After the findings, Feinstein’s argument is that the death of neurons that occur in Alzheimer’s is due to a malfunctioning cytoskeleton and that destroying tau proteins can lead to cell death. Feinstein hypothesized the same action that destroys the cytoskeleton in cells treated with cancer drugs could be the same action that was triggered in the neuronal cells.

University of Pittsburgh Heinz Chapel

A study done at the University of Pittsburgh Alzheimer Disease Research Center, The impact of physical activity on neurocognitive function in adults with cognitive impairment, led by Kirk Erickson, PhD, found that greater amounts of walking are associated with greater gray matter volume, which in turn is associated with a reduced risk of cognitive impairment.

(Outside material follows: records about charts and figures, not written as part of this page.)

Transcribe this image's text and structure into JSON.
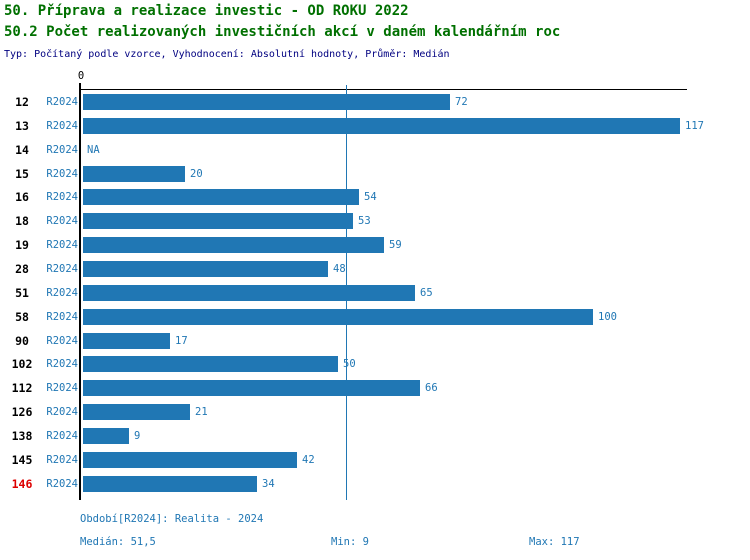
{
  "header": {
    "title_line1": "50. Příprava a realizace investic - OD ROKU 2022",
    "title_line2": "50.2 Počet realizovaných investičních akcí v daném kalendářním roc",
    "meta": "Typ: Počítaný podle vzorce, Vyhodnocení: Absolutní hodnoty, Průměr: Medián"
  },
  "chart_data": {
    "type": "bar",
    "orientation": "horizontal",
    "x_axis": {
      "zero_label": "0",
      "range": [
        0,
        117
      ]
    },
    "median_value": 51.5,
    "period_label": "R2024",
    "highlight_row_id": "146",
    "rows": [
      {
        "id": "12",
        "period": "R2024",
        "value": 72,
        "label": "72"
      },
      {
        "id": "13",
        "period": "R2024",
        "value": 117,
        "label": "117"
      },
      {
        "id": "14",
        "period": "R2024",
        "value": null,
        "label": "NA"
      },
      {
        "id": "15",
        "period": "R2024",
        "value": 20,
        "label": "20"
      },
      {
        "id": "16",
        "period": "R2024",
        "value": 54,
        "label": "54"
      },
      {
        "id": "18",
        "period": "R2024",
        "value": 53,
        "label": "53"
      },
      {
        "id": "19",
        "period": "R2024",
        "value": 59,
        "label": "59"
      },
      {
        "id": "28",
        "period": "R2024",
        "value": 48,
        "label": "48"
      },
      {
        "id": "51",
        "period": "R2024",
        "value": 65,
        "label": "65"
      },
      {
        "id": "58",
        "period": "R2024",
        "value": 100,
        "label": "100"
      },
      {
        "id": "90",
        "period": "R2024",
        "value": 17,
        "label": "17"
      },
      {
        "id": "102",
        "period": "R2024",
        "value": 50,
        "label": "50"
      },
      {
        "id": "112",
        "period": "R2024",
        "value": 66,
        "label": "66"
      },
      {
        "id": "126",
        "period": "R2024",
        "value": 21,
        "label": "21"
      },
      {
        "id": "138",
        "period": "R2024",
        "value": 9,
        "label": "9"
      },
      {
        "id": "145",
        "period": "R2024",
        "value": 42,
        "label": "42"
      },
      {
        "id": "146",
        "period": "R2024",
        "value": 34,
        "label": "34"
      }
    ],
    "title": "50.2 Počet realizovaných investičních akcí v daném kalendářním roc",
    "legend": "none",
    "grid": "off"
  },
  "footer": {
    "period_info": "Období[R2024]: Realita - 2024",
    "median": "Medián: 51,5",
    "min": "Min: 9",
    "max": "Max: 117"
  },
  "colors": {
    "title_green": "#007000",
    "meta_navy": "#000080",
    "bar_blue": "#2077B4",
    "highlight_red": "#DD0000",
    "axis_black": "#000000"
  }
}
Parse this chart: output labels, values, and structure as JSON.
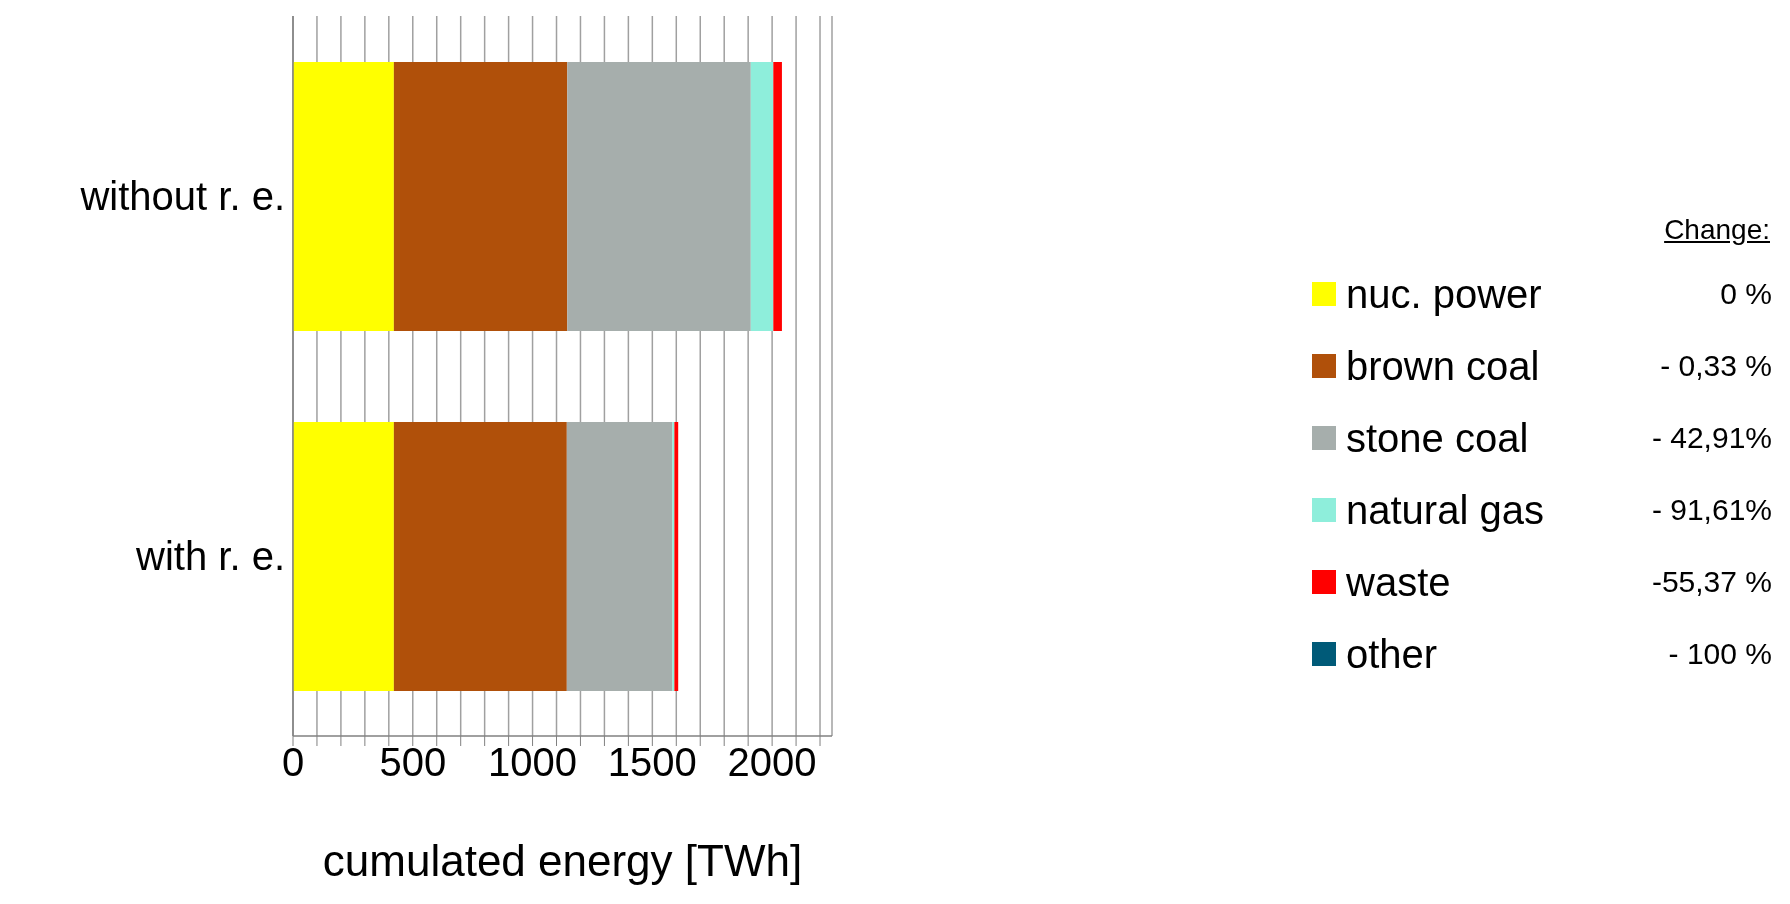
{
  "chart_data": {
    "type": "bar",
    "orientation": "horizontal",
    "stacked": true,
    "xlabel": "cumulated energy [TWh]",
    "categories": [
      "without r. e.",
      "with r. e."
    ],
    "series": [
      {
        "name": "nuc. power",
        "color": "#ffff00",
        "values": [
          421,
          421
        ]
      },
      {
        "name": "brown coal",
        "color": "#b0500a",
        "values": [
          724,
          722
        ]
      },
      {
        "name": "stone coal",
        "color": "#a6aeac",
        "values": [
          766,
          441
        ]
      },
      {
        "name": "natural gas",
        "color": "#8eeedb",
        "values": [
          94,
          8
        ]
      },
      {
        "name": "waste",
        "color": "#ff0000",
        "values": [
          36,
          16
        ]
      },
      {
        "name": "other",
        "color": "#005a78",
        "values": [
          0,
          0
        ]
      }
    ],
    "xlim": [
      0,
      2250
    ],
    "xticks": [
      0,
      {
        "value": 100,
        "label": null
      },
      {
        "value": 200,
        "label": null
      },
      {
        "value": 300,
        "label": null
      },
      {
        "value": 400,
        "label": null
      },
      500,
      {
        "value": 600,
        "label": null
      },
      {
        "value": 700,
        "label": null
      },
      {
        "value": 800,
        "label": null
      },
      {
        "value": 900,
        "label": null
      },
      1000,
      {
        "value": 1100,
        "label": null
      },
      {
        "value": 1200,
        "label": null
      },
      {
        "value": 1300,
        "label": null
      },
      {
        "value": 1400,
        "label": null
      },
      1500,
      {
        "value": 1600,
        "label": null
      },
      {
        "value": 1700,
        "label": null
      },
      {
        "value": 1800,
        "label": null
      },
      {
        "value": 1900,
        "label": null
      },
      2000,
      {
        "value": 2100,
        "label": null
      },
      {
        "value": 2200,
        "label": null
      }
    ],
    "grid": "x",
    "legend": "right",
    "annotations": [
      "Change:",
      "0 %",
      "- 0,33 %",
      "- 42,91%",
      "- 91,61%",
      "-55,37 %",
      "- 100 %"
    ]
  }
}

The study, published in Neurology, showed that walking 72 blocks was necessary to detect increased gray matter volume, but walking more than 72 blocks did not spare additional volume.

According to Medscape Medical News, Dr. Erickson stated, “These findings are really quite astonishing.  Other studies have previously shown that exercise is related to brain function, but the fact that we found that walking as little as 1 mile a day is related to brain volume 9 years later, and dementia 13 years later, is truly novel and really quite impressive.”

Furthermore, BBC quotes Dr. Erickson, “If regular exercise in midlife could improve brain health and improve thinking and memory in later life, it would be one more reason to make regular exercise in people of all ages a public health imperative.”

If you have not yet started moving, what’s hold you back? Let’s start walking.

Phosphatidylserine Memory Booster

Last month a friend gave me an issue of  Woman’s World magazine. In it was a tiny article, Ward off Alzheimer’s with the new “Memory” Pill! As the author of this Alzheimer’s disease blog, that certainly caught my attention. It’s called phosphatidyl serine (PS) or more commonly spelled as one word in the scientific community, phosphatidylserine. It says, “it’s a supplement proven to prevent age-related memory loss and help your brain function as if it were 12 years younger!” Now, wouldn’t that catch your attention, too? Could we all use a memory booster?

Since it’s such a short article, let me share the rest of it.

PS helps restore the brain’s supply of acetycholine, a neurotransmitter that’s crucial for memory, reports Thom Lobe, M.D., of Beneveda Medical Group in Beverly Hills, California. In one study, folks who took 100 mg., three times a day, scored 30% higher on memory tests after just 12 weeks! Your Rx: 200 mg. to 300 mg. daily in supplement form (find it in health-food stores). Important: Ask your doctor before taking this or any supplement, especially if you also take an anticoagulant drug.

If phosphatidylserine is such an impressive supplement, shouldn’t all Alzheimer’s patients be on it? According to the Mayo Clinic, “Several studies involving phosphatidylserine indicate a benefit — improved cognitive abilities and behaviors. However, improvements in memory lasted only a few months and were seen in people with the least severe symptoms.” They go on to say that earlier studies were based on brain cells of cows. However, because of concerns about mad cow disease, most manufacturers now produce phosphatidylserine supplements from soy or cabbage derivatives. So it’s not really known if the plant-based supplements are equally effective.

WebMD adds that phosphatidylserine is a chemical that the body can make, but it gets most of what it needs from foods. Side effects include insomnia and upset stomach for doses over 300 mg. They warn that there could be drug interactions. Click here for more information and click on Interactions.

So the old adage, if it’s too good to be true, it probably is, appears to be in effect here. Have you ever taken phosphatidylserine? What is your opinion?